Context and significance
The move reflects a broader, multi-year shift in the Linux desktop and compositor ecosystem from X11 to Wayland. GNOME upstream removing X11 support earlier this year made Canonical's choice effectively mandatory for the GNOME desktop. For most users and applications the transition will be transparent because Xwayland runs legacy apps, but for system integrators, multimedia professionals, and remote-support tooling the differences are material. The cgroups v1 removal matters for CI pipelines, container images, and virtualization stacks that have not migrated to the unified cgroup API; upgrade blockers and compatibility shims will be relevant in the months after this LTS ships.
Practical impact on AI/GPGPU workloads
Ubuntu 26.04 consolidates modern kernel and driver combos that accelerate GPU workloads out of the box, and GNOME 50 exposes GPU-accelerated remote desktop functionality useful for remote model training visualization and interactive GPU sessions.

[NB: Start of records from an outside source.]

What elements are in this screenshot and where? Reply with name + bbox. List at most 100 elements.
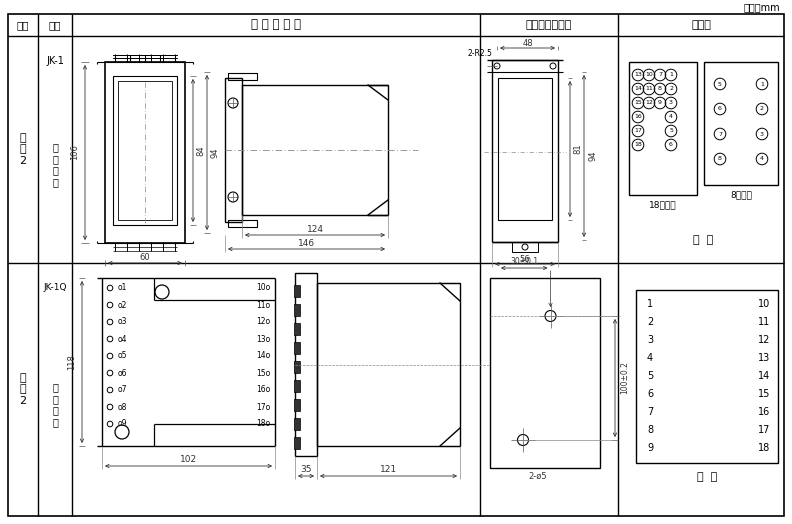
Text: 4: 4	[647, 353, 653, 363]
Text: 11: 11	[645, 86, 653, 92]
Bar	[317, 283, 460, 446]
Text: 102: 102	[180, 455, 197, 464]
Text: 48: 48	[522, 38, 533, 48]
Text: 146: 146	[298, 238, 315, 247]
Text: 10o: 10o	[256, 283, 270, 292]
Text: o7: o7	[118, 386, 128, 395]
Bar	[490, 278, 600, 468]
Text: 1: 1	[647, 299, 653, 309]
Text: 7: 7	[658, 72, 662, 78]
Bar	[294, 361, 300, 373]
Text: 图号: 图号	[17, 20, 29, 30]
Bar	[629, 62, 697, 195]
Text: 18: 18	[634, 143, 642, 147]
Text: 18o: 18o	[256, 420, 270, 429]
Text: 2: 2	[669, 86, 673, 92]
Text: o6: o6	[118, 368, 128, 377]
Text: 12: 12	[645, 101, 653, 105]
Text: 16o: 16o	[256, 386, 270, 395]
Text: 10: 10	[758, 299, 770, 309]
Bar	[228, 220, 257, 227]
Text: 12o: 12o	[256, 318, 270, 326]
Text: 端子图: 端子图	[691, 20, 711, 30]
Text: 84: 84	[196, 145, 205, 156]
Text: 11o: 11o	[256, 300, 270, 310]
Text: 9: 9	[658, 101, 662, 105]
Text: 13o: 13o	[256, 334, 270, 344]
Text: 7: 7	[647, 407, 653, 417]
Text: 81: 81	[573, 144, 582, 154]
Text: 板
后
接
线: 板 后 接 线	[52, 142, 58, 187]
Text: 3: 3	[760, 132, 764, 136]
Text: 安装开孔尺寸图: 安装开孔尺寸图	[526, 20, 572, 30]
Text: 10: 10	[645, 72, 653, 78]
Text: 56: 56	[520, 255, 531, 264]
Text: 4: 4	[760, 157, 764, 161]
Text: o8: o8	[118, 402, 128, 411]
Bar	[512, 242, 538, 252]
Text: 15o: 15o	[256, 368, 270, 377]
Text: o9: o9	[118, 420, 128, 429]
Text: 2: 2	[647, 317, 653, 327]
Text: 6: 6	[718, 106, 722, 112]
Text: 12: 12	[758, 335, 770, 345]
Text: 9: 9	[647, 443, 653, 453]
Text: 13: 13	[634, 72, 642, 78]
Text: 121: 121	[380, 465, 397, 475]
Text: 2-ø5: 2-ø5	[528, 472, 546, 481]
Bar	[294, 437, 300, 449]
Text: 16: 16	[634, 115, 642, 119]
Text: 18点端子: 18点端子	[649, 201, 677, 210]
Text: o2: o2	[118, 300, 128, 310]
Text: 板
前
接
线: 板 前 接 线	[52, 382, 58, 427]
Text: 1: 1	[669, 72, 673, 78]
Text: 8: 8	[718, 157, 722, 161]
Text: 4: 4	[669, 115, 673, 119]
Text: 5: 5	[647, 371, 653, 381]
Text: 7: 7	[718, 132, 722, 136]
Bar	[498, 78, 552, 220]
Text: 124: 124	[307, 224, 323, 234]
Text: 17: 17	[634, 128, 642, 134]
Text: 94: 94	[211, 147, 219, 158]
Text: 100±0.2: 100±0.2	[620, 362, 630, 395]
Text: 正  视: 正 视	[697, 472, 717, 482]
Text: 11: 11	[758, 317, 770, 327]
Bar	[704, 62, 778, 185]
Bar	[228, 73, 257, 80]
Text: 结构: 结构	[49, 20, 61, 30]
Bar	[113, 76, 177, 225]
Bar	[294, 342, 300, 354]
Bar	[294, 323, 300, 335]
Text: 6: 6	[669, 143, 673, 147]
Text: 3: 3	[647, 335, 653, 345]
Text: 118: 118	[67, 354, 77, 370]
Bar	[294, 380, 300, 392]
Text: 15: 15	[634, 101, 642, 105]
Text: 15: 15	[758, 389, 770, 399]
Text: 106: 106	[70, 145, 79, 160]
Bar	[636, 290, 778, 463]
Text: 2-R2.5: 2-R2.5	[467, 49, 492, 59]
Text: 6: 6	[647, 389, 653, 399]
Text: 3: 3	[669, 101, 673, 105]
Bar	[118, 81, 172, 220]
Text: 17o: 17o	[256, 402, 270, 411]
Text: 30±0.1: 30±0.1	[510, 257, 539, 266]
Text: 5: 5	[718, 82, 722, 86]
Text: 背  视: 背 视	[693, 235, 714, 245]
Text: 14: 14	[634, 86, 642, 92]
Text: o5: o5	[118, 352, 128, 361]
Bar	[294, 285, 300, 297]
Text: 附
图
2: 附 图 2	[20, 373, 27, 406]
Text: 35: 35	[300, 465, 312, 475]
Text: o4: o4	[118, 334, 128, 344]
Bar	[492, 60, 558, 242]
Bar	[242, 85, 388, 215]
Text: 94: 94	[588, 151, 597, 161]
Bar	[105, 62, 185, 243]
Text: 60: 60	[139, 253, 150, 261]
Text: 单位：mm: 单位：mm	[744, 2, 780, 12]
Text: 18: 18	[758, 443, 770, 453]
Text: 外 形 尺 寸 图: 外 形 尺 寸 图	[251, 18, 301, 31]
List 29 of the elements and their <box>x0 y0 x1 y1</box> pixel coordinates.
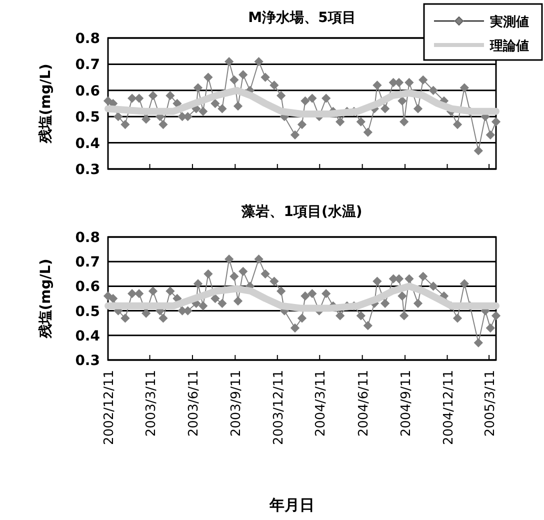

However, teams using legacy GPU tooling, proprietary capture drivers, or container runtime versions tied to cgroups v1 should treat upgrades as a project, not a fast package update.
What to watch
Test upgrade paths for CI runners, container hosts, GPU nodes, and remote-support tools. Validate Xwayland behavior for capture and input hooks, verify NVIDIA driver compatibility with your CUDA/toolchain stack, and ensure orchestration tooling is cgroup v2 compatible before rolling out Resolute Raccoon in production.
Scoring Rationale
This is a notable platform release with practical implications for developers, operators, and AI/GPU teams: Wayland-only GNOME, `cgroups v1` removal, and driver/kernel updates change upgrade plans and runtime behavior. It is significant but not paradigm-changing.